This guest blog was written by Matt Oldham, Director of Data Architecture at Graphium Health.
I deal with data everyday. As a data architect, database administrator, and data integration engineer, data has been my life for over 15 years, and I can’t recall a time when I did not feel the weight of the responsibility for every bit of data that lay within my realm of control. I believe this is the essence of data stewardship - a sense of responsibility for ensuring and maintaining the highest levels of quality, security, and integrity for data with which we interact.
Make no mistake, we are all data generators. We turn on the lights in the morning when we wake, generating charges through our electric meters. We hail a ride in Uber or Lyft and make our contribution to someone’s transit dashboard. We receive text messages, send emails, stream music, make online purchases, order take-out for dinner, etc, etc. The list is endless.
Many of these activities generate data in a way that doesn't necessarily allow us to contribute in the role of data steward. But suddenly, once we enter the realm of our jobs, be it in healthcare or any other industry, we find we have the opportunity to not only generate, but also to steward that data.
I frequently deal with data generated by clinicians and other healthcare practitioners, and I can attest to the fact that data stewardship in healthcare is sorely lacking. I get it - everyone is under pressure to prep quickly, perform well, and get out of the way for the next patient in the queue. And, after all, the care of the patient is (and should be) the primary focus. There is a real impact, though, to the business side of the house when the quality, integrity and security of data is not also kept in focus.

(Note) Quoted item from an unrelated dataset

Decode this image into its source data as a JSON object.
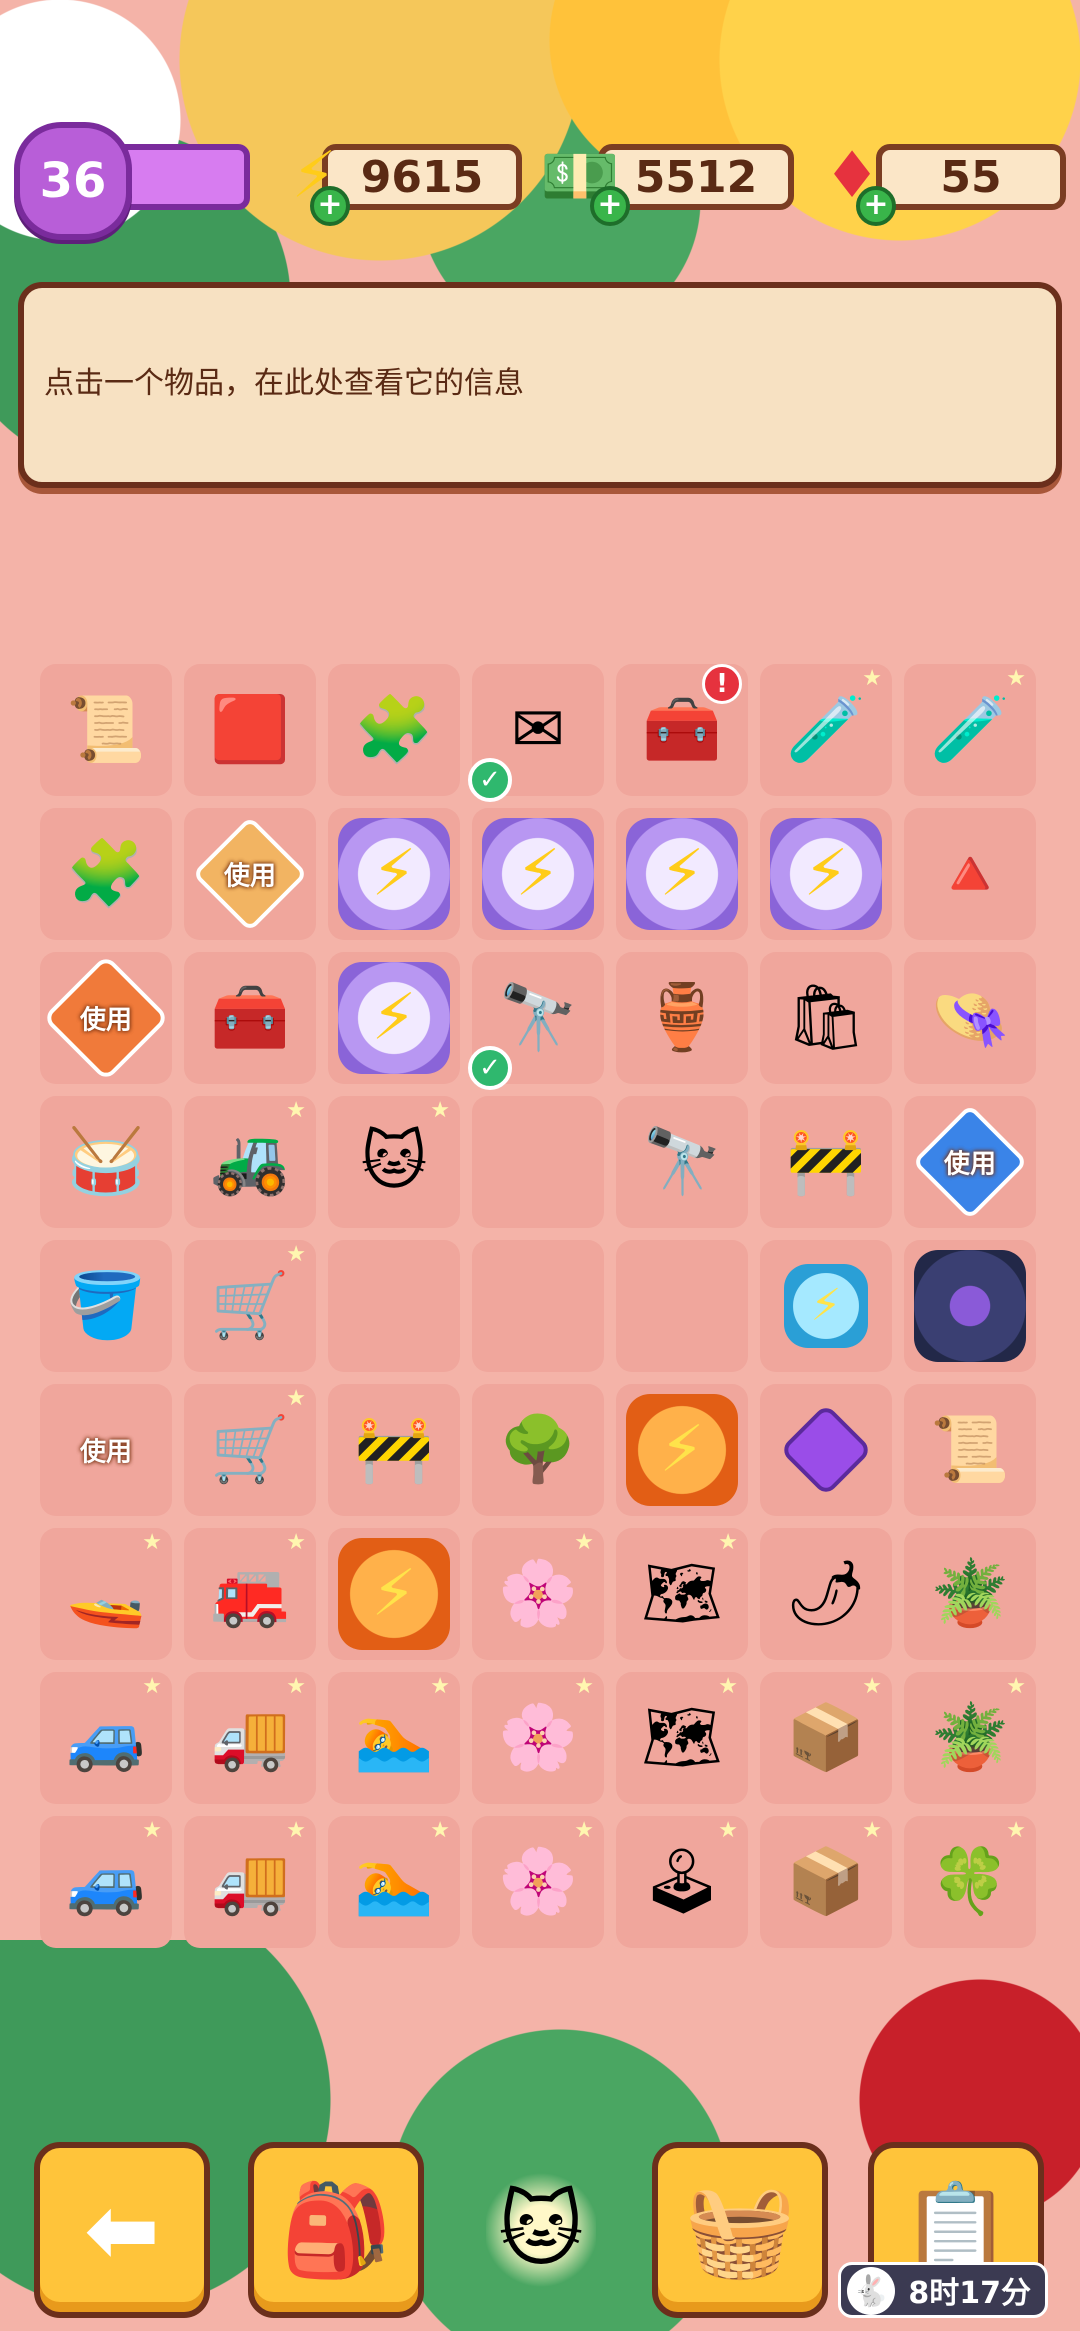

How can this be accomplished? I believe there are four key motivators of data stewardship that, when recognized and internalized, can affect real change in this area.
#1: Financial Motivators
When data generators take ownership of their data and make an effort to maximize accuracy, mistakes are reduced and money is saved. Discovering bad data is usually the result of spending a significant amount of time investigating anomalies that crop up in financial reports, charge summaries, etc. Such discoveries are typically not immediate, either, which means wading through days, weeks, or months of data to identify the root cause of the anomaly. All of this takes time, and time is money. The financial bottom line here is that good data leads to good decisions, bad data leads to bad decisions, and bad decisions cost money.
#2: Operational Motivators
Any way you cut it, high-quality data ultimately leads to a more efficient operating environment. We already discussed the issue of re-work, which essentially boils down to having to do a job twice because it wasn’t done right the first time. Real and tangible downstream impacts are caused by poor data stewardship. Take for instance an organizational project to measure the efficiency of clinical workflows in an effort to identify areas needing improvement. Such efforts depend on the data collected during those workflows. If the measurements derived from those efforts are based on low-quality data, operational inefficiencies cannot be identified, much less addressed and resolved. High data quality means both accuracy *and* completeness. One without the other results in (you guessed it) bad data.
#3: Ethical Motivators
Consider the unethical user who is not motivated to enter accurate or complete data. Subsequent, downstream analysis of that data will regard it no differently than that of an ethically motivated (or well-intentioned) user who simply neglected to devote the necessary time or attention to their data generation. Intentions do not get recorded alongside the data, so the only measurement of the effort taken by a data generator is the accuracy and completeness of that data. Accuracy and completeness, therefore, imply integrity. By increasing our ownership stake in the data we create, our actions become more intentional, and we become better data stewards. As a result, we fulfill our commitments as responsible employees, practitioners, and caregivers.
#4: Personal Motivators
While it may sound a bit self-serving, I can attest to the existence of a genuine comfort and confidence that accompanies the proper care and feeding of your data. One very immediate motivation toward data stewardship is simply the satisfaction of a job well done. I also believe our level of data stewardship reflects directly on our reputations as practitioners in our respective industries. Considering the fact that data is the lifeblood of any organization, our willingness to steward that data is representative of how much we value the organization. I can assure you that when the data each of us generates is analyzed - and it will be analyzed - our efforts to steward that data, or not, will be evident. And, as our efforts to better steward data become noticed, it engenders trust and encourages a higher sense of stewardship in others.
We must remember that decisions are being made (or will eventually be made) based on data that each of us has a hand in creating. My opinion is that every bit of data matters, regardless of how statistically insignificant it seems in the grand scheme of things. We live in an era when data is being generated at an unprecedented rate, and never before have we been more aware of the intrinsic value in that data. I believe that as we move toward better data stewardship individually we can each contribute to improving the status quo of the business of healthcare.